Türkiye’nin en güzel orman-larının yok oluşunu büyük bir üzüntüyle izlerken Time dergisi ‘Dünyanın en Muhteşem 100 Yeri’ başlıklı bir liste yayınladı.
2021 yılında mutlaka görülmesi gereken 100 doğa harikası ve tarihi bölgenin yanı sıra modern yerleşimlerin de yer aldığı listede Türkiye’nin en önemli turizm rotalarından biri olan Bodrum da yer alıyor.
Övgüyle söz ediliyor
Time dergisinde yer alan haberde Bodrum’un tarihi, doğal güzellikleri ve dinamikliğinden övgüyle söz ediliyor.
Time’ın listesinde Bodrum’un yanı sıra Atina, Bangkok, Las Vegas ve Cannes gibi farklı yerler de bulunuyor.
Listede Bodrum için “Türkiye’nin St. Tropez’si” ifadesi kullanıldı, bölgenin son yıllarda artan bir biçimde cazibe noktası haline geldiği de vurgulandı.
Son dönemde Bodrum’un farklı noktalarında açılan iddialı konaklama tesislerinin payının da altı çizildi.

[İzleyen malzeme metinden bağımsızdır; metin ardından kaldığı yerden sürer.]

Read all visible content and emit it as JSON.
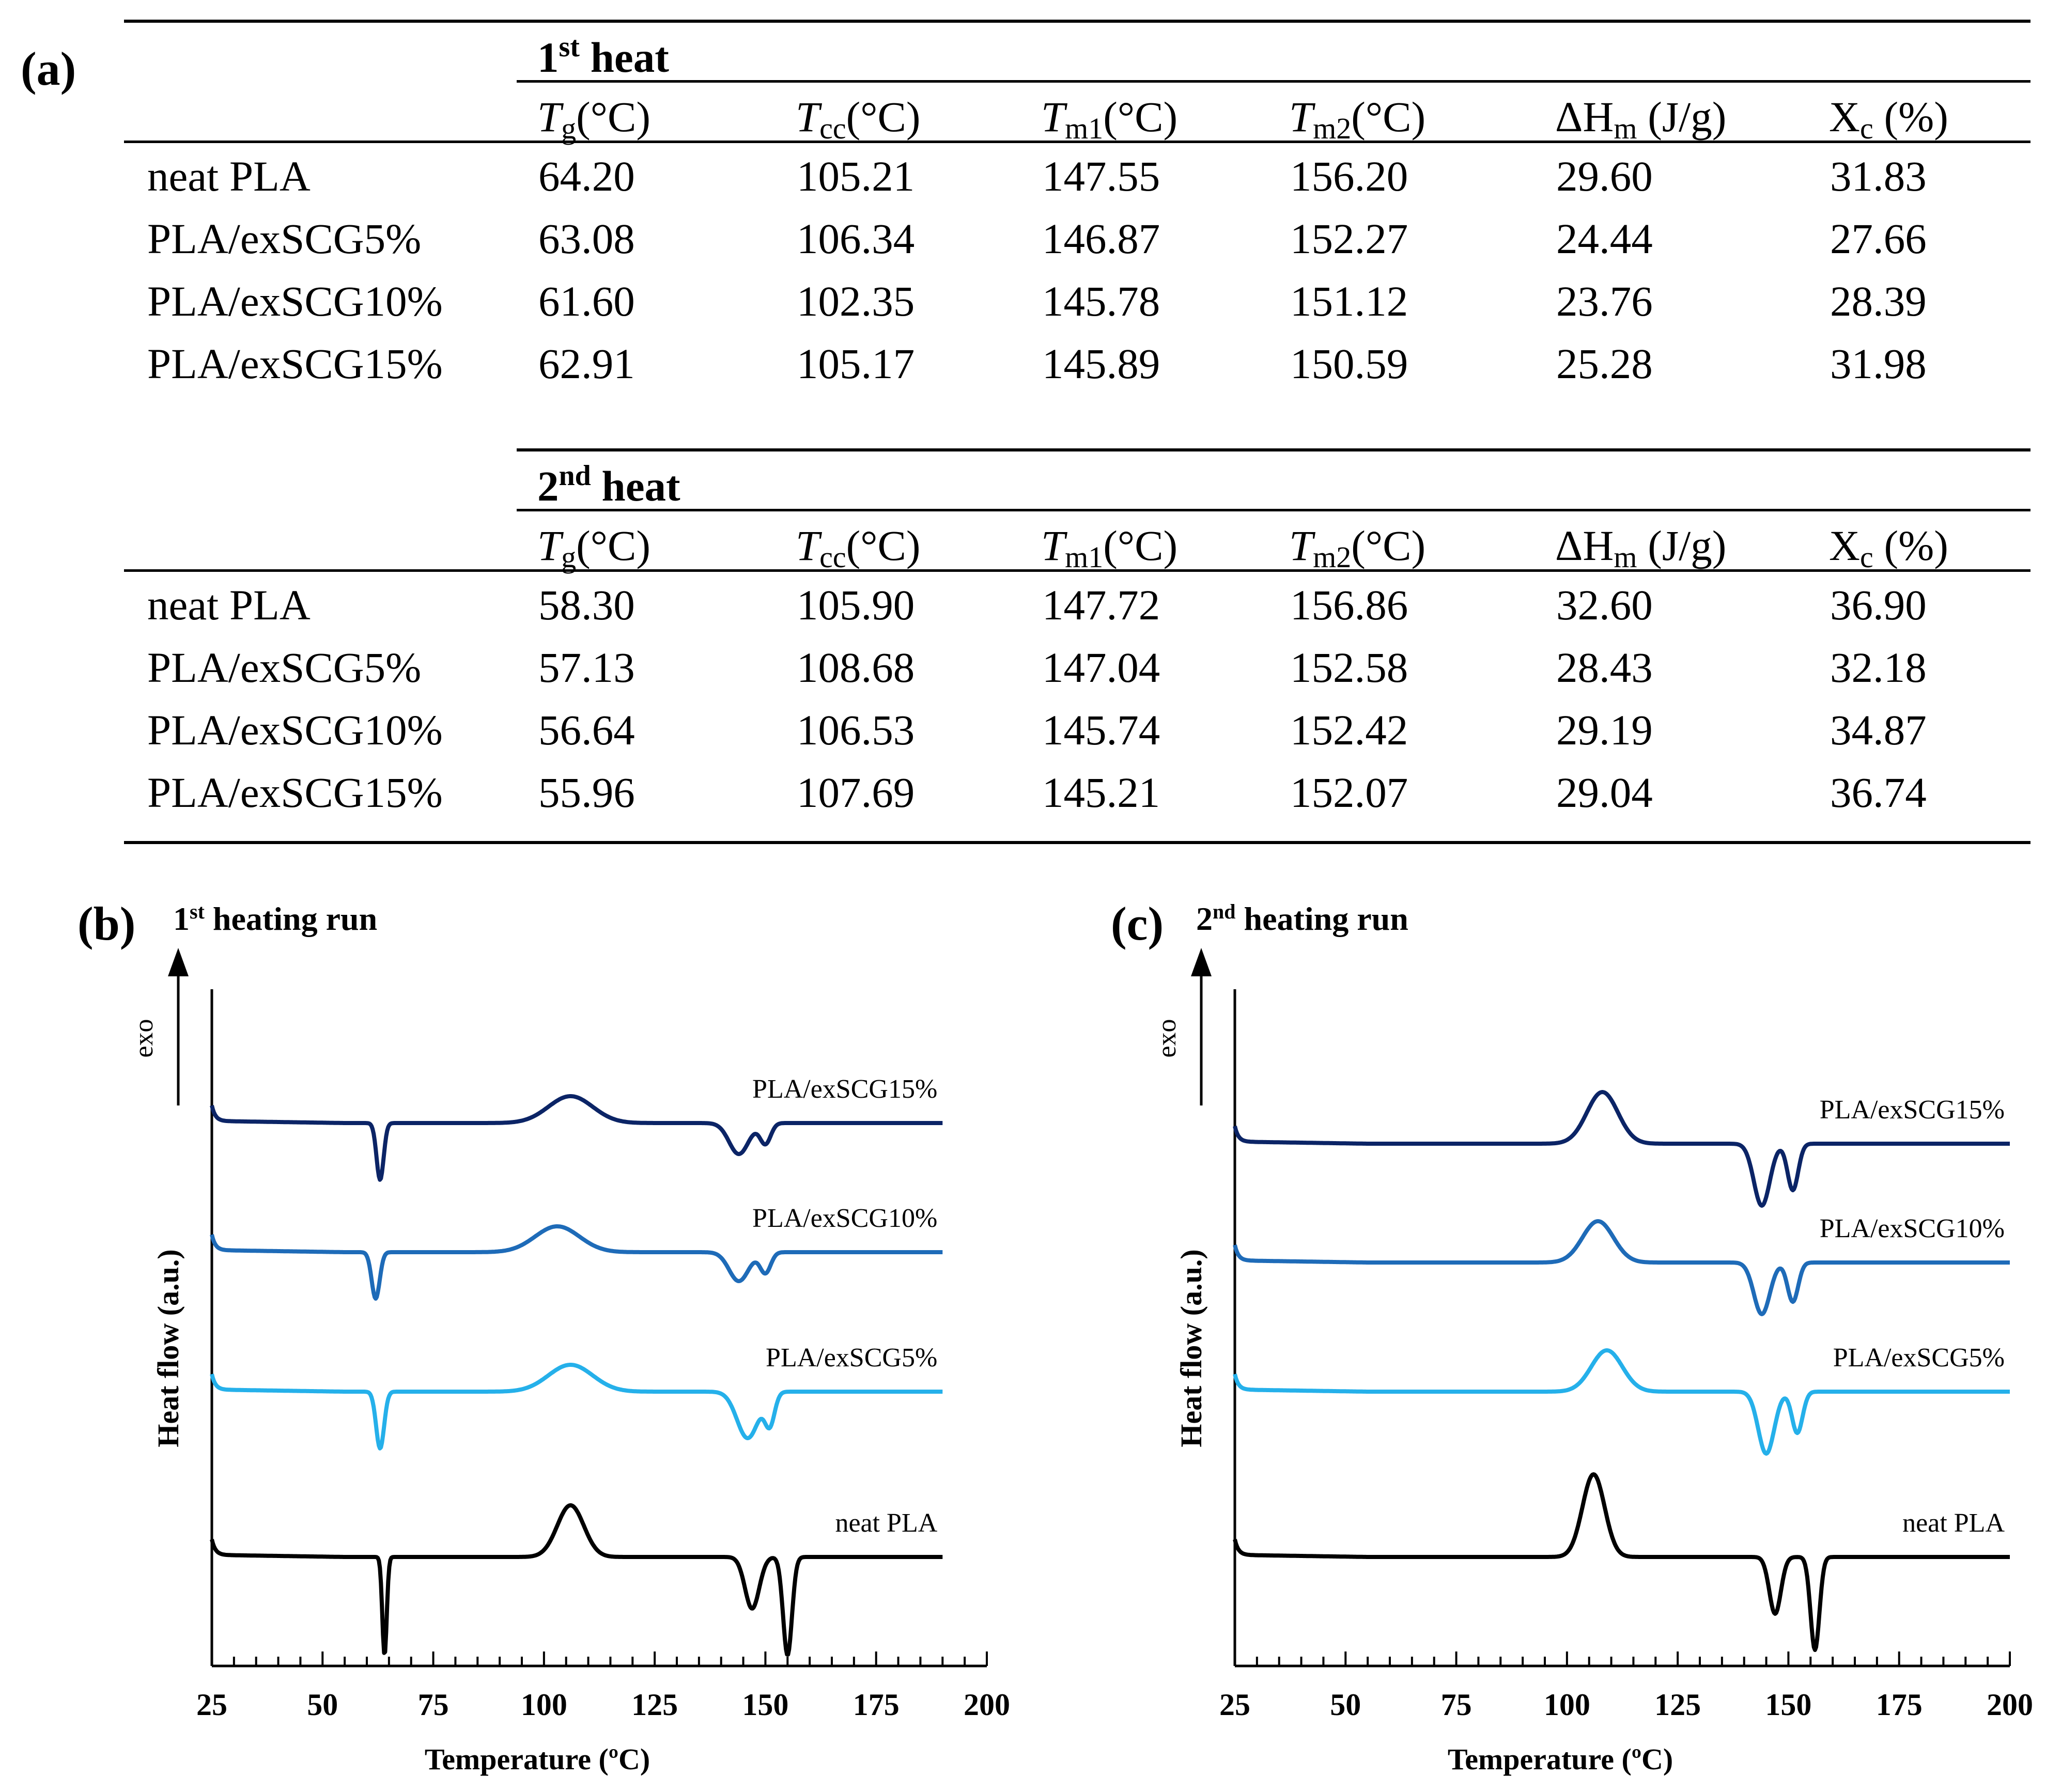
{
  "panel_labels": {
    "a": "(a)",
    "b": "(b)",
    "c": "(c)"
  },
  "table": {
    "sections": [
      {
        "title_sup": "st",
        "title_num": "1",
        "title_rest": " heat",
        "rows": [
          {
            "name": "neat PLA",
            "values": [
              "64.20",
              "105.21",
              "147.55",
              "156.20",
              "29.60",
              "31.83"
            ]
          },
          {
            "name": "PLA/exSCG5%",
            "values": [
              "63.08",
              "106.34",
              "146.87",
              "152.27",
              "24.44",
              "27.66"
            ]
          },
          {
            "name": "PLA/exSCG10%",
            "values": [
              "61.60",
              "102.35",
              "145.78",
              "151.12",
              "23.76",
              "28.39"
            ]
          },
          {
            "name": "PLA/exSCG15%",
            "values": [
              "62.91",
              "105.17",
              "145.89",
              "150.59",
              "25.28",
              "31.98"
            ]
          }
        ]
      },
      {
        "title_sup": "nd",
        "title_num": "2",
        "title_rest": " heat",
        "rows": [
          {
            "name": "neat PLA",
            "values": [
              "58.30",
              "105.90",
              "147.72",
              "156.86",
              "32.60",
              "36.90"
            ]
          },
          {
            "name": "PLA/exSCG5%",
            "values": [
              "57.13",
              "108.68",
              "147.04",
              "152.58",
              "28.43",
              "32.18"
            ]
          },
          {
            "name": "PLA/exSCG10%",
            "values": [
              "56.64",
              "106.53",
              "145.74",
              "152.42",
              "29.19",
              "34.87"
            ]
          },
          {
            "name": "PLA/exSCG15%",
            "values": [
              "55.96",
              "107.69",
              "145.21",
              "152.07",
              "29.04",
              "36.74"
            ]
          }
        ]
      }
    ],
    "headers": [
      {
        "sym": "T",
        "sub": "g",
        "unit": "(°C)",
        "italic": true
      },
      {
        "sym": "T",
        "sub": "cc",
        "unit": "(°C)",
        "italic": true
      },
      {
        "sym": "T",
        "sub": "m1",
        "unit": "(°C)",
        "italic": true
      },
      {
        "sym": "T",
        "sub": "m2",
        "unit": "(°C)",
        "italic": true
      },
      {
        "sym": "ΔH",
        "sub": "m",
        "unit": " (J/g)",
        "italic": false
      },
      {
        "sym": "X",
        "sub": "c",
        "unit": " (%)",
        "italic": false
      }
    ]
  },
  "chart_data": [
    {
      "type": "line",
      "panel": "(b)",
      "title_num": "1",
      "title_sup": "st",
      "title_rest": " heating run",
      "xlabel": "Temperature (ºC)",
      "ylabel": "Heat flow (a.u.)",
      "arrow_label": "exo",
      "xlim": [
        25,
        200
      ],
      "xticks": [
        25,
        50,
        75,
        100,
        125,
        150,
        175,
        200
      ],
      "x_end": 190,
      "series": [
        {
          "name": "PLA/exSCG15%",
          "color": "#0b2466",
          "baseline": 4.2,
          "features": [
            [
              63,
              -0.55,
              0.8
            ],
            [
              106,
              0.26,
              5
            ],
            [
              144,
              -0.3,
              2.2
            ],
            [
              150,
              -0.2,
              1.2
            ]
          ]
        },
        {
          "name": "PLA/exSCG10%",
          "color": "#1e6bb8",
          "baseline": 2.95,
          "features": [
            [
              62,
              -0.45,
              0.9
            ],
            [
              103,
              0.25,
              5
            ],
            [
              144,
              -0.28,
              2.2
            ],
            [
              150,
              -0.2,
              1.2
            ]
          ]
        },
        {
          "name": "PLA/exSCG5%",
          "color": "#25b0ea",
          "baseline": 1.6,
          "features": [
            [
              63,
              -0.55,
              0.9
            ],
            [
              106,
              0.26,
              5
            ],
            [
              146,
              -0.45,
              2.4
            ],
            [
              151,
              -0.3,
              1.1
            ]
          ]
        },
        {
          "name": "neat PLA",
          "color": "#000000",
          "baseline": 0,
          "features": [
            [
              64,
              -0.95,
              0.5
            ],
            [
              106,
              0.5,
              3
            ],
            [
              147,
              -0.5,
              1.6
            ],
            [
              155,
              -0.95,
              1.0
            ]
          ]
        }
      ]
    },
    {
      "type": "line",
      "panel": "(c)",
      "title_num": "2",
      "title_sup": "nd",
      "title_rest": " heating run",
      "xlabel": "Temperature (ºC)",
      "ylabel": "Heat flow (a.u.)",
      "arrow_label": "exo",
      "xlim": [
        25,
        200
      ],
      "xticks": [
        25,
        50,
        75,
        100,
        125,
        150,
        175,
        200
      ],
      "x_end": 200,
      "series": [
        {
          "name": "PLA/exSCG15%",
          "color": "#0b2466",
          "baseline": 4.0,
          "features": [
            [
              108,
              0.5,
              3.5
            ],
            [
              144,
              -0.6,
              1.8
            ],
            [
              151,
              -0.45,
              1.2
            ]
          ]
        },
        {
          "name": "PLA/exSCG10%",
          "color": "#1e6bb8",
          "baseline": 2.85,
          "features": [
            [
              107,
              0.4,
              3.5
            ],
            [
              144,
              -0.5,
              1.8
            ],
            [
              151,
              -0.38,
              1.2
            ]
          ]
        },
        {
          "name": "PLA/exSCG5%",
          "color": "#25b0ea",
          "baseline": 1.6,
          "features": [
            [
              109,
              0.4,
              3.5
            ],
            [
              145,
              -0.6,
              1.8
            ],
            [
              152,
              -0.4,
              1.2
            ]
          ]
        },
        {
          "name": "neat PLA",
          "color": "#000000",
          "baseline": 0,
          "features": [
            [
              106,
              0.8,
              2.5
            ],
            [
              147,
              -0.55,
              1.3
            ],
            [
              156,
              -0.9,
              1.0
            ]
          ]
        }
      ]
    }
  ]
}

Time dergisinden önce biz de yıllarca Bodrum’u St.Tropez’ye, Çeşme’yi İbiza’ya benzettik.
Otantik olmak önemli
Oysa Bodrum da, Çeşme de, Marmaris de, Datça da Türkiye’nin başka birçok tatil yeri de oldukları gibi çok güzel.
Yurt dışındaki tatil yerlerine benzetmeye çalışmak yerine, önemli olan otantik olmak ve Ege kasabası halini koruyabilmek.
Bodrum Loft projesiyle geçen yıl Bodrum’un öne çıkan turizm yatırımcıları ve işletmecileri arasına katılan Hamdi Akın da boşuna demiyor, “Bodrum’un şehir olması çok yanlış, Ege kasabası olarak kalsın” diye.
Evet, Bodrum’da büyük altyapı sorunları var, elektrik, su, hatta internet bağlantısı yetmiyor yaz kalabalığına.
Zaman zaman trafik kitleniyor, yollar bile yetersiz kalıyor.
Ama altyapı güçlendirilirken şehirleşme olmamalı, Bodrum’un orijinal hali korunmalı.
Çok değil, bir süre önce “Bodrum’un dünyada güçlü bir reputasyonu var. St. Tropez’yle karşılaştırılıyor. Global bir tatil destinasyonu olabilmek için tarih, kültür mirası, doğal güzellik, gece hayatı çok önemli. Bodrum ideal bir kombinasyon. Fransa’daki Côte d’Azur’la karşılaştırınca Côte d’Azur’da insan eli değmemiş yer bulmak neredeyse mümkün değil. Her yer betonlaşmış. Bodrum’daysa kıyıdan giderken çok kısa bir süre sonra tamamen çevrenin korunduğu ormanlık alanlar görüyorsunuz” demişti dünya çapında bir Fransız turizmci.
Şimdi ise sadece Muğla’da değil, birçok yerde çevrenin korunduğu ormanlık alanların büyük kısmı yok oldu.
Üzülmemek elde değil.
Tek umudumuz, bu ormanlık alanların betonlaşmadan ormanlık alan olarak korunabilmesi.
Evet, hemen fidan dikilemeyecek olduğunun farkındayız.
Ama biliyoruz ki, kendi haline bırakmayı başarabilirsek, doğa kendi kendini yenileyecek.